Dopo appena un giorno di dibattimento, il giudice condanna Mary Fiore a 3 anni e 4 mesi di carcere con un anno di casa di lavoro e 200mila lire di multa, confermati in appello. Lei, per far fronte alle spese legali, è stata costretta a chiudere il salone Jeunesse, che era stato il sogno della sua vita ed è diventato anche la fonte dei suoi guai.

La legge Merlin
La firmataria della legge che ha fatto condannare Mary Fiore è un’altra donna. Si chiama Angelina Merlin, detta Lina, e la sua battaglia contro lo sfruttamento della prostituzione è cominciata nel 1948, ben dieci anni prima dell’approvazione.
L’Italia, infatti, è ancora uno dei pochi paesi europei a tollerare la prostituzione, regolata secondo i principi del buon costume, dell’igiene sessuale e dell’ordine pubblico. In particolare è prevista la schedatura sanitaria delle prostitute, come se fossero solo le donne la fonte del contagio della malattia venerea più temuta: la sifilide.
Pur volendole nascondere agli occhi del pubblico, lo Stato riscuote ingenti profitti dalle case.
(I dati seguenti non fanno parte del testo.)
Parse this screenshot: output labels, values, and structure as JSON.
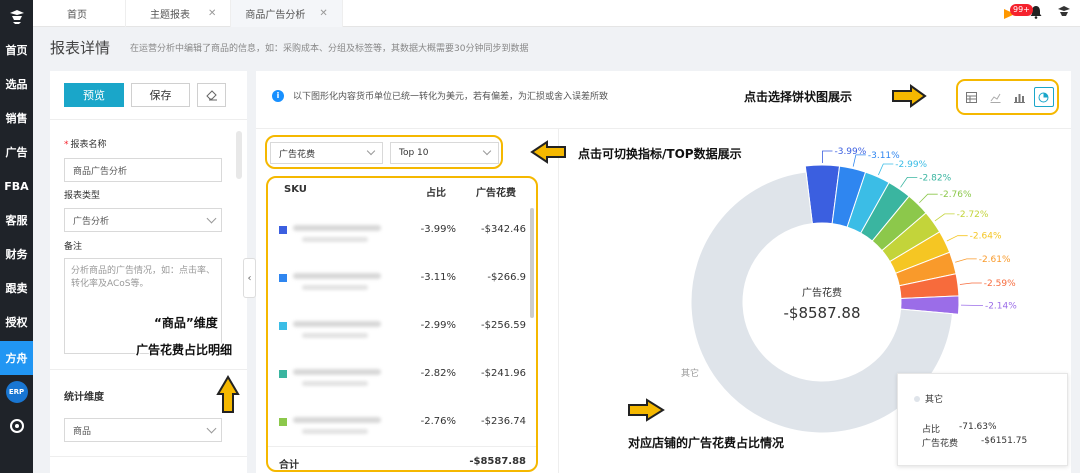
{
  "leftnav": {
    "items": [
      "首页",
      "选品",
      "销售",
      "广告",
      "FBA",
      "客服",
      "财务",
      "跟卖",
      "授权",
      "方舟"
    ],
    "erp": "ERP"
  },
  "tabs": [
    {
      "label": "首页",
      "closable": false,
      "active": false
    },
    {
      "label": "主题报表",
      "closable": true,
      "active": false
    },
    {
      "label": "商品广告分析",
      "closable": true,
      "active": true
    }
  ],
  "topright": {
    "badge": "99+"
  },
  "page": {
    "title": "报表详情",
    "description": "在运营分析中编辑了商品的信息，如：采购成本、分组及标签等，其数据大概需要30分钟同步到数据"
  },
  "form": {
    "preview_label": "预览",
    "save_label": "保存",
    "report_name_label": "报表名称",
    "report_name_value": "商品广告分析",
    "report_type_label": "报表类型",
    "report_type_value": "广告分析",
    "note_label": "备注",
    "note_placeholder": "分析商品的广告情况，如：点击率、转化率及ACoS等。",
    "dimension_label": "统计维度",
    "dimension_value": "商品"
  },
  "main": {
    "info_text": "以下图形化内容货币单位已统一转化为美元，若有偏差，为汇损或舍入误差所致",
    "metric_select": "广告花费",
    "top_select": "Top 10",
    "table": {
      "headers": [
        "SKU",
        "占比",
        "广告花费"
      ],
      "rows": [
        {
          "color": "#3b5fe0",
          "pct": "-3.99%",
          "amt": "-$342.46"
        },
        {
          "color": "#2f86f0",
          "pct": "-3.11%",
          "amt": "-$266.9"
        },
        {
          "color": "#3bbde6",
          "pct": "-2.99%",
          "amt": "-$256.59"
        },
        {
          "color": "#3ab5a0",
          "pct": "-2.82%",
          "amt": "-$241.96"
        },
        {
          "color": "#8cc84b",
          "pct": "-2.76%",
          "amt": "-$236.74"
        }
      ],
      "total_label": "合计",
      "total_value": "-$8587.88"
    }
  },
  "chart_data": {
    "type": "pie",
    "center_label": "广告花费",
    "center_value": "-$8587.88",
    "slices": [
      {
        "label": "-3.99%",
        "value": 3.99,
        "color": "#3b5fe0"
      },
      {
        "label": "-3.11%",
        "value": 3.11,
        "color": "#2f86f0"
      },
      {
        "label": "-2.99%",
        "value": 2.99,
        "color": "#3bbde6"
      },
      {
        "label": "-2.82%",
        "value": 2.82,
        "color": "#3ab5a0"
      },
      {
        "label": "-2.76%",
        "value": 2.76,
        "color": "#8cc84b"
      },
      {
        "label": "-2.72%",
        "value": 2.72,
        "color": "#c3d43a"
      },
      {
        "label": "-2.64%",
        "value": 2.64,
        "color": "#f5c623"
      },
      {
        "label": "-2.61%",
        "value": 2.61,
        "color": "#f99a2b"
      },
      {
        "label": "-2.59%",
        "value": 2.59,
        "color": "#f76b3c"
      },
      {
        "label": "-2.14%",
        "value": 2.14,
        "color": "#9b6de8"
      },
      {
        "label": "其它",
        "value": 71.63,
        "color": "#dfe4ea"
      }
    ],
    "tooltip": {
      "name": "其它",
      "pct_label": "占比",
      "pct_value": "-71.63%",
      "amt_label": "广告花费",
      "amt_value": "-$6151.75"
    }
  },
  "annotations": {
    "pie_tip": "点击选择饼状图展示",
    "switch_tip": "点击可切换指标/TOP数据展示",
    "dim_tip_1": "“商品”维度",
    "dim_tip_2": "广告花费占比明细",
    "store_tip": "对应店铺的广告花费占比情况"
  }
}
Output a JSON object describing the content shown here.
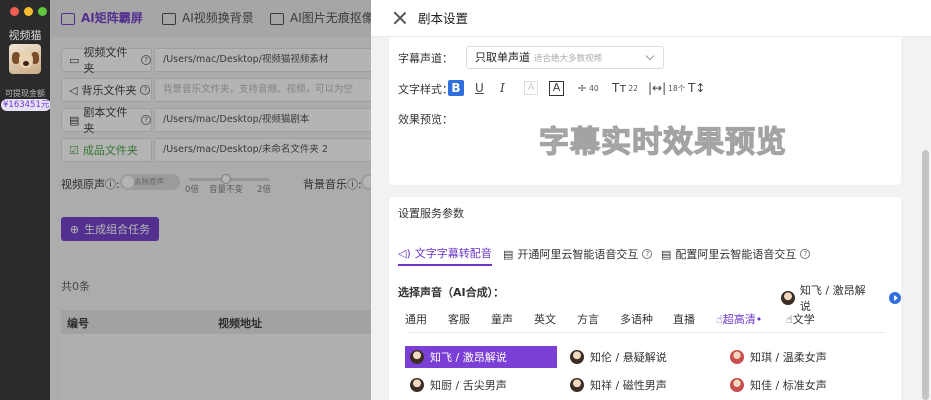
{
  "sidebar": {
    "app_name": "视频猫",
    "withdraw_label": "可提现金额",
    "balance": "¥163451元"
  },
  "main": {
    "tabs": [
      {
        "label": "AI矩阵霸屏",
        "active": true
      },
      {
        "label": "AI视频换背景"
      },
      {
        "label": "AI图片无痕抠像"
      }
    ],
    "fields": [
      {
        "label": "视频文件夹",
        "value": "/Users/mac/Desktop/视频猫视频素材",
        "placeholder": false
      },
      {
        "label": "背乐文件夹",
        "value": "背景音乐文件夹，支持音频、视频，可以为空",
        "placeholder": true
      },
      {
        "label": "剧本文件夹",
        "value": "/Users/mac/Desktop/视频猫剧本",
        "placeholder": false
      },
      {
        "label": "成品文件夹",
        "value": "/Users/mac/Desktop/未命名文件夹 2",
        "placeholder": false
      }
    ],
    "audio": {
      "original_label": "视频原声",
      "original_toggle": "去除原声",
      "zero_label": "0倍",
      "volume_label": "音量不变",
      "two_label": "2倍",
      "bgm_label": "背景音乐"
    },
    "generate_button": "生成组合任务",
    "count_text": "共0条",
    "table_headers": [
      "编号",
      "视频地址"
    ]
  },
  "drawer": {
    "title": "剧本设置",
    "subtitle_channel_label": "字幕声道：",
    "subtitle_channel_value": "只取单声道",
    "subtitle_channel_hint": "适合绝大多数视频",
    "text_style_label": "文字样式：",
    "style_values": {
      "spacing": "40",
      "size": "22",
      "width": "18个"
    },
    "preview_label": "效果预览：",
    "preview_text": "字幕实时效果预览",
    "service_title": "设置服务参数",
    "service_tabs": [
      {
        "label": "文字字幕转配音",
        "active": true
      },
      {
        "label": "开通阿里云智能语音交互"
      },
      {
        "label": "配置阿里云智能语音交互"
      }
    ],
    "voice_select_label": "选择声音（AI合成）：",
    "current_voice": "知飞 / 激昂解说",
    "categories": [
      "通用",
      "客服",
      "童声",
      "英文",
      "方言",
      "多语种",
      "直播",
      "超高清",
      "文学"
    ],
    "active_category": "超高清",
    "voices": [
      {
        "name": "知飞 / 激昂解说",
        "selected": true,
        "gender": "m"
      },
      {
        "name": "知伦 / 悬疑解说",
        "gender": "m"
      },
      {
        "name": "知琪 / 温柔女声",
        "gender": "f"
      },
      {
        "name": "知厨 / 舌尖男声",
        "gender": "m"
      },
      {
        "name": "知祥 / 磁性男声",
        "gender": "m"
      },
      {
        "name": "知佳 / 标准女声",
        "gender": "f"
      }
    ],
    "colors": {
      "accent": "#6b35c8",
      "blue": "#2f6fdd"
    }
  }
}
Nel 1948, in Italia sono registrati 730 postriboli, che ospitano 3.984 donne e sono frequentati da una media di 2 milioni e mezzo di persone, con un’affluenza nelle casse statali di una cifra tra i 10 e i 15 miliardi di lire all’anno. Gli abolizionisti sostengono che le case chiuse garantiscono agli uomini uno stato psicologico di impunità, quando invece la prostituzione riduce le donne in schiavitù. I favorevoli, invece, ritengono che la prostituzione sia volontaria e che come tale sia da considerarsi una normale attività economica.
Il sì definitivo alla legge che abolisce le case chiuse, introduce il reato di sfruttamento della prostituzione e vieta ogni forma di registrazione delle prostitute arriva il 29 gennaio 1958 e segna la storia del costume italiano.
La prostituzione in sé, se volontaria e compiuta da persone maggiorenni, resta invece legale. Secondo la legge Merlin, dunque, le ragazze squillo non sono perseguibili. Lo sono invece coloro che sfruttano per ragioni economiche i loro servizi: Mary Fiore, appunto. La sua storia viene citata per anni, quando si scopre una nuova casa d’appuntamenti clandestina. Non tutto, però, è venuto in superficie: come è stata scoperta l’organizzazione di Mary Fiore?
Come spesso succede in Italia, i misteri sono collegati. Nel 1973, esplode uno scandalo di intercettazioni illegali ai danni di politici e industriali, che coinvolge il presidente di Montedison Eugenio Cefis. Emerge che molti luoghi in Italia sono stati disseminati di microspie e anche molte case d’appuntamento sono tenute sotto controllo, per raccogliere dossier. Anche quella di Mary Fiore.
Nel cono d’ombra, tuttavia, rimane per sempre l’identità dei clienti. Del resto, lo aveva ben chiaro anche Lina Merlin: gli anelli deboli della catena sono e rimangono le donne, e la chiusura delle case di tolleranza ha eliminato la connivenza pubblica, non certo l’ipocrisia privata.